As far as style goes, Phillips is very flowery, which contracts with Donne and Marvell to an extent, but not so much Herrick. Cavendish was not so much so, in fact some of her poetry was very circuitous, reminiscent of Carew. So it would probably be a very sexist conclusion to say there is a definite difference between the style of male and female writing during this time period.

Sunday, April 7, 2013

Andrew Marvell


This week, I was struck again by how easily the poetry of Andrew Marvell reads. His poems fit the layman’s definition of “poetry” in their regular rhyme scheme and meter (for example, “O let our voice his praise exalt, Till it arrive at heaven’s vault,” Bermudas). They are witty like Donne’s poems, but I found them much more accessible, which to be honest is something I really appreciate in poetry.

What I found extremely interesting about Marvell's poetry is summed up in a line in the Norton Anthology’s introduction of Marvell: “Many of Marvell’s poems explore the human condition in terms of fundamental dichotomies that resist resolution.” It goes on to describe how all of the poems assigned for this week’s reading display these fundamental dichotomies.

“The Dialogue Between Soul and Body” is a religious/philosophical poem, and it talks about the conflict between body and soul (obviously), or as the Norton Anthology puts it, between “nature and grace…or poetic creation and sacrifice.” The form of the poem itself reflects this conflict: it is a conversation, almost, that goes back and forth between the body and the soul. The soul complains that it is paradoxically imprisoned by the body: “With bolts of bones, that fettered stands In feet, and manacled in hands. Here blinded with an eye, and there Deaf with the drumming of an ear; A soul hung up, as ‘twere, in chains Of nerved, and arteries, and veins; Tortured, besides each other part, In a vain head and double heart.” The body responds, saying “O who shall me deliver whole From bonds of this tyrannic soul?...[which] Has made me live to let me die.” Thus the soul and the body are entrapped by each other, and the poem ends without a clear sense of victory on either side.

Marvell also explores the dichotomies that exist in love: sexual and platonic love, idealized courtship and the unrelenting nature of time. In “To His Coy Mistress,” Marvell first described this idealized courtship: “Had we but world enough, and time…An hundred years should go to praise Thine eyes and on thy forehead gaze; Two hundred to adore each breast, But thirty thousand to the rest: An age at least to every part, And the last age should show your heart.” He then turns to time: “But at my back I always hear Time’s winged chariot hurrying near.” What Marvell is saying is that although he would love to draw out the courtship of his mistress, time forces him to speed it up, and he encourages her to “sport while [they] may.” In “The Definition of Love,” Marvell described Love itself as a paradox, a contradiction. He says that Love, which is supposed to be a beautiful and positive thing, “was begotten by Despair Upon Impossibility.” Although there may be “two perfect loves,” Fate does not allow them to be united, driving “iron wedges” between them.

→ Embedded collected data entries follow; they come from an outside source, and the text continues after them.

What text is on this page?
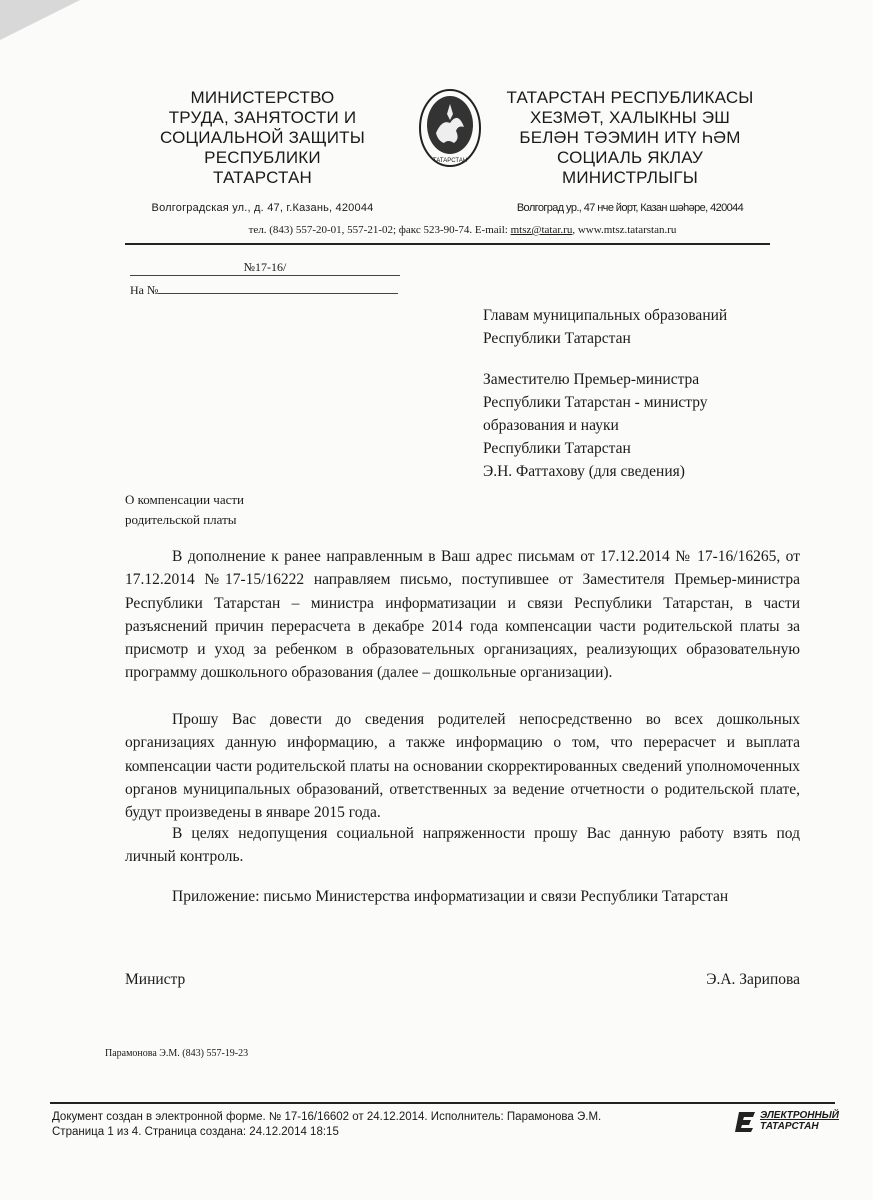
МИНИСТЕРСТВО
ТРУДА, ЗАНЯТОСТИ И
СОЦИАЛЬНОЙ ЗАЩИТЫ
РЕСПУБЛИКИ
ТАТАРСТАН
Волгоградская ул., д. 47, г.Казань, 420044
ТАТАРСТАН
ТАТАРСТАН РЕСПУБЛИКАСЫ
ХЕЗМӘТ, ХАЛЫКНЫ ЭШ
БЕЛӘН ТӘЭМИН ИТҮ ҺӘМ
СОЦИАЛЬ ЯКЛАУ
МИНИСТРЛЫГЫ
Волгоград ур., 47 нче йорт, Казан шәһәре, 420044
тел. (843) 557-20-01, 557-21-02; факс 523-90-74. E-mail: mtsz@tatar.ru, www.mtsz.tatarstan.ru
№17-16/
На №
Главам муниципальных образований
Республики Татарстан
Заместителю Премьер-министра
Республики Татарстан - министру
образования и науки
Республики Татарстан
Э.Н. Фаттахову (для сведения)
О компенсации части
родительской платы
В дополнение к ранее направленным в Ваш адрес письмам от 17.12.2014 № 17-16/16265, от 17.12.2014 №17-15/16222 направляем письмо, поступившее от Заместителя Премьер-министра Республики Татарстан – министра информатизации и связи Республики Татарстан, в части разъяснений причин перерасчета в декабре 2014 года компенсации части родительской платы за присмотр и уход за ребенком в образовательных организациях, реализующих образовательную программу дошкольного образования (далее – дошкольные организации).
Прошу Вас довести до сведения родителей непосредственно во всех дошкольных организациях данную информацию, а также информацию о том, что перерасчет и выплата компенсации части родительской платы на основании скорректированных сведений уполномоченных органов муниципальных образований, ответственных за ведение отчетности о родительской плате, будут произведены в январе 2015 года.
В целях недопущения социальной напряженности прошу Вас данную работу взять под личный контроль.
Приложение: письмо Министерства информатизации и связи Республики Татарстан
Министр	Э.А. Зарипова
Парамонова Э.М. (843) 557-19-23
Документ создан в электронной форме. № 17-16/16602 от 24.12.2014. Исполнитель: Парамонова Э.М.
Страница 1 из 4. Страница создана: 24.12.2014 18:15
ЭЛЕКТРОННЫЙ
ТАТАРСТАН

The poem “The Garden” shows the opposition between nature and man. The very first stanza sets up this theme: Marvell says that men toil in vain, while nature reproves them: “all flowers and all trees do close To weave the garlands of repose!” He says that he has foolishly looked among men for Quiet and Innocence, when they are in fact “among the plants,” if on earth at all. He extols the beauty found only in nature, comparing it to Eden: “Such was that happy garden-state, While man there walked without a mate.”

After reading Marvell’s poetry, I began to look for dichotomies in other works, and found that they are not difficult to locate. Shakespeare’s Tempest has clear conflicts between civilization (Prospero, Miranda) and the lack thereof (Caliban). King Lear shows tension between the old and the young. Both plays also have the broader theme of good versus evil. John Donne, like Marvell, explores the conflicts between platonic and sexual love, and romantic love and love of God.